Tu sprawa jest dość złożona. Po pierwsze, czy wg Księdza istnieje księdza ciało? Odpowiedź ciśnie się wręcz na usta. "Przecież to każdy widzi!". Ale pomyślmy trochę. Nasze zmysły są dość niedoskonałe. Kiedy idziemy do kina, przesuwające się statyczne klatki filmu odbieramy jako ruchomy obraz. Podobnie w telewizji. Gdy patrzymy na świat nieuzbrojonym okiem, wydaje się nam, że nasza skóra jest "ciągła", bez żadnych dziur. Pod dość silnym mikroskopem zobaczylibyśmy jednak "dziury". Porów w naszej skórze jest co niemiara. Podobnie kości to raczej plaster miodu, niż bryła. Cząstki, z których składa się nasze ciało składają się z atomów.
Jest takie fajne porównanie: jeśli jądro atomu jest piłeczką tenisową, to wokół niej w odległości 30 m krąży ziarnko grochu - to elektron. Czyli w większości składamy się z próżni! Czy te atomy są czymś rzeczywistym? Jeden z najbardziej znanych wzorów XX wieku (E=mc^2) mówi, że nie. Materia to tylko pewna forma energii.
Czy istnieje coś innego, co można by nazwać "ja"? Czy moje poglądy, to "ja"? Oczywiście, że nie, bo gdy zmieniam poglądy nie przestaję istnieć. Czy jest coś innego, niezmiennego, co można by nazwać "ja"? Jeśli znajdzie Ksiądz swoje niezmienne "ja", to bardzo chętnie dowiedziałbym się, co to takiego i gdzie się to znajduje: w sercu, w głowie, a może w nogach?
Dalej twierdzi Ksiądz, iż "Zwolennicy buddyzmu potwierdzają również, że ideałem buddyzmu jest powstrzymanie się od realizacji ideału. Potwierdzają bowiem, ze postawa Buddy, który opuścił żonę i dziecko, nie powinna być naśladowana, że jest najwyżej drogą dla nielicznych. Potwierdzają, że według buddyzmu ogromna większość wyznawców nie powinna wzorować się na Buddzie ani nie może aspirować, by rozumieć buddyzm.". To są już zupełne dziwactwa.
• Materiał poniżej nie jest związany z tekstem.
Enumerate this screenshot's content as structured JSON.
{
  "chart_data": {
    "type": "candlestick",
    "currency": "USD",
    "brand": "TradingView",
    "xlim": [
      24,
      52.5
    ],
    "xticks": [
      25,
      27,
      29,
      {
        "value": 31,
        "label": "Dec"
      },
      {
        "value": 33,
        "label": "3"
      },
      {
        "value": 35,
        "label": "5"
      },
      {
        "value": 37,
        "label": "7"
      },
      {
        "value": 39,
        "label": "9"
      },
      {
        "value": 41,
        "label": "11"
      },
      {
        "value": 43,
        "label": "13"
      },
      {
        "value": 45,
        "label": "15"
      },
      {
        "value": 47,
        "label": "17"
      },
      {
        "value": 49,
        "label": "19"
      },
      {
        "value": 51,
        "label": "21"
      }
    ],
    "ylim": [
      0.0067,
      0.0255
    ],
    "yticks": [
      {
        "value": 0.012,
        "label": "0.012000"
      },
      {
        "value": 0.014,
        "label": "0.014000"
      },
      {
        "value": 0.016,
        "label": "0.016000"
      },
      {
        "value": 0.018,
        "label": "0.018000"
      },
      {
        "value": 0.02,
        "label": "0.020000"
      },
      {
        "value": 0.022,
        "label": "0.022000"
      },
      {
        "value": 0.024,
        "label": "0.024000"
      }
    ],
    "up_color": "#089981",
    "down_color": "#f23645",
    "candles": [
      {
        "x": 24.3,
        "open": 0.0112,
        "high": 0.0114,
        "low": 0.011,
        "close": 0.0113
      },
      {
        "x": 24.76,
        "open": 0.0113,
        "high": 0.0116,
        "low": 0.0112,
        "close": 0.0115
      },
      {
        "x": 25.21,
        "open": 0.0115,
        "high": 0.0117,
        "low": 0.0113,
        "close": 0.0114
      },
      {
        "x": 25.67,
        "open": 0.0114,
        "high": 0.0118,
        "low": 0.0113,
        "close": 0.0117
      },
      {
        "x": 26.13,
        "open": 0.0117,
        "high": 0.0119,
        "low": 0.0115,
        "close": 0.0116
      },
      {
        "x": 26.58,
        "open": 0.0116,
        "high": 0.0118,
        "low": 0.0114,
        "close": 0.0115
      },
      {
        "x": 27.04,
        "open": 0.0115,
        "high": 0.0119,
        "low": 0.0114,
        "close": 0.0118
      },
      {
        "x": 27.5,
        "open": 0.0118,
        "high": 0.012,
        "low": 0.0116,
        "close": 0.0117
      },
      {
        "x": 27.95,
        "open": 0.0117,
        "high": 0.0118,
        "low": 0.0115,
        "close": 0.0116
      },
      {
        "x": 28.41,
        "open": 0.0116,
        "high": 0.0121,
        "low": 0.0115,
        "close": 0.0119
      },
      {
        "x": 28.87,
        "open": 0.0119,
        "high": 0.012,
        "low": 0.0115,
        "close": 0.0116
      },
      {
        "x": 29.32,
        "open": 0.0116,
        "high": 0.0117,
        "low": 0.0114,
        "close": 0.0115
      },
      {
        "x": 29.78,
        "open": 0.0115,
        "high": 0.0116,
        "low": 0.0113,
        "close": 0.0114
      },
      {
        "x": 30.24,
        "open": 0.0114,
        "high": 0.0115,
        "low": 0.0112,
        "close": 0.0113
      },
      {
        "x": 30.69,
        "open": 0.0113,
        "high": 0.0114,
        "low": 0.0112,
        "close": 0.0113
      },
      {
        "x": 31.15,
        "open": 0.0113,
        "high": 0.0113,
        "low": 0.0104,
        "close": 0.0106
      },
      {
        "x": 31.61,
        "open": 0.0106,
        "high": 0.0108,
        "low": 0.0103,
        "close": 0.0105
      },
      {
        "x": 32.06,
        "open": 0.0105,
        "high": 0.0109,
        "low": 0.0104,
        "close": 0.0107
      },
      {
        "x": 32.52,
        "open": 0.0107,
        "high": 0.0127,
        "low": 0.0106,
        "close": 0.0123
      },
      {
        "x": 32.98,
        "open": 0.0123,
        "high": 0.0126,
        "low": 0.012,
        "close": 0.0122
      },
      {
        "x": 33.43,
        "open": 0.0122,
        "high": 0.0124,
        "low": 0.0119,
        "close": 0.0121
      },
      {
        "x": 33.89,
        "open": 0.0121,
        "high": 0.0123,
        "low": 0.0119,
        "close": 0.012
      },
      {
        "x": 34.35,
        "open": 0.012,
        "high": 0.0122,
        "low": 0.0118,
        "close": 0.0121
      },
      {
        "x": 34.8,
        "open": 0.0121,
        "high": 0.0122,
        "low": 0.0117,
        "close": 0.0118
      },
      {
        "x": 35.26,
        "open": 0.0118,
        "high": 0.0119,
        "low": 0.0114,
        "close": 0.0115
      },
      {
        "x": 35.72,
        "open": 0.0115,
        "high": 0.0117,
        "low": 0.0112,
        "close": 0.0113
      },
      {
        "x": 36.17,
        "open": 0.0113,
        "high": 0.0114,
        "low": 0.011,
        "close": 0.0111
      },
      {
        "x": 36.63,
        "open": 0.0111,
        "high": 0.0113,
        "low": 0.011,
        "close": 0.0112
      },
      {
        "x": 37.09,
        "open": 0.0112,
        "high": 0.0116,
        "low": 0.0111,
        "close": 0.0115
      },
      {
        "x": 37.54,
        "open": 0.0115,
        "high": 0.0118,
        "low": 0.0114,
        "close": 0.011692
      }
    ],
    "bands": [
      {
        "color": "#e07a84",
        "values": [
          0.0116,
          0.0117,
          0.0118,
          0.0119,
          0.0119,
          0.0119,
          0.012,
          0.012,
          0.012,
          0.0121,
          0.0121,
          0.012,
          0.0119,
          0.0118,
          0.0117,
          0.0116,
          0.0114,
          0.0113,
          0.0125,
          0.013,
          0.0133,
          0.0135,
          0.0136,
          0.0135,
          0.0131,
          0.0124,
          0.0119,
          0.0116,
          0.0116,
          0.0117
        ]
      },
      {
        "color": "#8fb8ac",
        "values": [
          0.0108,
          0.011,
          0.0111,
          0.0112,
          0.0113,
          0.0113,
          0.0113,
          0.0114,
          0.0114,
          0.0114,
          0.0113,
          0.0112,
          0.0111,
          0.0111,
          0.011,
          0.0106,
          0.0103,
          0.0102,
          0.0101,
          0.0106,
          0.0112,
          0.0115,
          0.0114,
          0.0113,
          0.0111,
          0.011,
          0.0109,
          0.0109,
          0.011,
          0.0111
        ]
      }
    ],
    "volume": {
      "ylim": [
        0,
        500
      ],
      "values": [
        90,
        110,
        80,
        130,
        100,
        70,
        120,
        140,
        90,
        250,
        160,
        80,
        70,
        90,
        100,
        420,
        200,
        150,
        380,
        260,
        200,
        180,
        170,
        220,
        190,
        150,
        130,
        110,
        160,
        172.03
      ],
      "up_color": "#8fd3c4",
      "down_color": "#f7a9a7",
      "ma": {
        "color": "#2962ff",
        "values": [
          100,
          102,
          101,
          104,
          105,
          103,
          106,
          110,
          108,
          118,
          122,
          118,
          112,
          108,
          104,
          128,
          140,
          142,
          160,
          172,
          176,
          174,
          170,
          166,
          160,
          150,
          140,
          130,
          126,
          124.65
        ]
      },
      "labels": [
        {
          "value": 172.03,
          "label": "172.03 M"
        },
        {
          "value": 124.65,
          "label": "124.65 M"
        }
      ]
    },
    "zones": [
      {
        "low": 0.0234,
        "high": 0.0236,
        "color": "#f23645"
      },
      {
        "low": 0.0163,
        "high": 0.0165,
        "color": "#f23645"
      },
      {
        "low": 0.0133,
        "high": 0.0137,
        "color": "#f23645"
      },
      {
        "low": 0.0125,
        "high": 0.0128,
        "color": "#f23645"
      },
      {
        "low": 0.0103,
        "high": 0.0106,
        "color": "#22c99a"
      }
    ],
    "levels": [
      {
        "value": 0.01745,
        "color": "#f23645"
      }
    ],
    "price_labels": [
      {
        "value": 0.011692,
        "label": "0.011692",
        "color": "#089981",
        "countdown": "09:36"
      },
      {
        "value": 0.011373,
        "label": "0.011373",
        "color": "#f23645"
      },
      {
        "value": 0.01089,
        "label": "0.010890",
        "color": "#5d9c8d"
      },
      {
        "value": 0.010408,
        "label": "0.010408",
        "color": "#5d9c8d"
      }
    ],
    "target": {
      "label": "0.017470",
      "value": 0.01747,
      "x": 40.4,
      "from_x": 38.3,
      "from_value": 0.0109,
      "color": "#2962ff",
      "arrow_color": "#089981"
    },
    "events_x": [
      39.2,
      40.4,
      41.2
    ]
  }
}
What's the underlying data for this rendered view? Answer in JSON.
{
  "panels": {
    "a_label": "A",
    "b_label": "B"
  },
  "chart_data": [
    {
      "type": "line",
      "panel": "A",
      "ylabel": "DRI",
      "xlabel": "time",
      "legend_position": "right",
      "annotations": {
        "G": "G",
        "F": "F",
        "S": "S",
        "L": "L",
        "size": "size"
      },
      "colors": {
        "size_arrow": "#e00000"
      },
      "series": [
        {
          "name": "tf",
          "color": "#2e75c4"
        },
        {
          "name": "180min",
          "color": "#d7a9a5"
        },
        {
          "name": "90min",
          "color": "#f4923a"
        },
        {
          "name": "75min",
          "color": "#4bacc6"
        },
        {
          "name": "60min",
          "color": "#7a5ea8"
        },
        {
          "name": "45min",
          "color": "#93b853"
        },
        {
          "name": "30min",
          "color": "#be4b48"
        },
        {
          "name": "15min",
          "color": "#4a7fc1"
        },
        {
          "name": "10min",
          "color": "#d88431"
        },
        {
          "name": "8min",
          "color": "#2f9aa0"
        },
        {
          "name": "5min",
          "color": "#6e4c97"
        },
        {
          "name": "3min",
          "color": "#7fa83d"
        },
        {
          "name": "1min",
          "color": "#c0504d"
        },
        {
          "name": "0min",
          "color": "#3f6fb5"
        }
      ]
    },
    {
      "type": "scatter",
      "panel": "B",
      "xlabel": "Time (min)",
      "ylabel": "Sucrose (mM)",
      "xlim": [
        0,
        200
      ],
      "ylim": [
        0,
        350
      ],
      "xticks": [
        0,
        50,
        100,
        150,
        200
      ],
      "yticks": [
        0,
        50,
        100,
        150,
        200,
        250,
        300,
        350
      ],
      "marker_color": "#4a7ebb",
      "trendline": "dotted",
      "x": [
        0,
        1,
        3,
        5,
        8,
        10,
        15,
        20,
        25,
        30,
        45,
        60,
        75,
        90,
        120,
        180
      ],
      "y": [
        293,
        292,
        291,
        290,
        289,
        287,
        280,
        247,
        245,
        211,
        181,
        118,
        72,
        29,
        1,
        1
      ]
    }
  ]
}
Zadałem sobie trud poczytania książek J. Św. Dalajlamy, i nigdzie nie znalazłem stwierdzenia, że nie należy prowadzić życia mnicha, tak, jak robił to Budda. Również pozostawić żonę i dziecko można, pod warunkiem, że da się im tak samo dobre zabezpieczenie, jak dał sam Budda (doskonałe warunki materialne, liczna służba, kochająca rodzina - dziadkowie). Na pewno poważnym błędem byłoby pozostawienie żony i dziecka bez żadnych środków utrzymania. Tego jednak Budda nie zrobił. Jeśli chodzi o wzorowanie się na Buddzie i rozumienie nauki, której nauczał, to jak wspomniałem na początku tego listu: poznawanie nauki buddyjskiej należy do 6 "wyzwalających działalności" - paramit. Nie wyobrażam sobie, żeby w kościele rzymsko katolickim-ktokolwiek mówił, że troska o bliźnich jest ideałem, do którego żaden katolik nie powinien aspirować. Tego typu stwierdzenia są już sporą przesadą.
Rozumiem, iż w swoim streszczeniu artykułów zamieszczonych w Internecie chciał Ksiądz pokazać nielogiczność systemu buddyjskiego. Ze względu na brak cytatów i spore uproszczenia, nie jest on tak dobry, jak mógłby być. Życząc Księdzu owocnej pracy duszpasterskiej, czekam niecierpliwie na kolejne artykuły.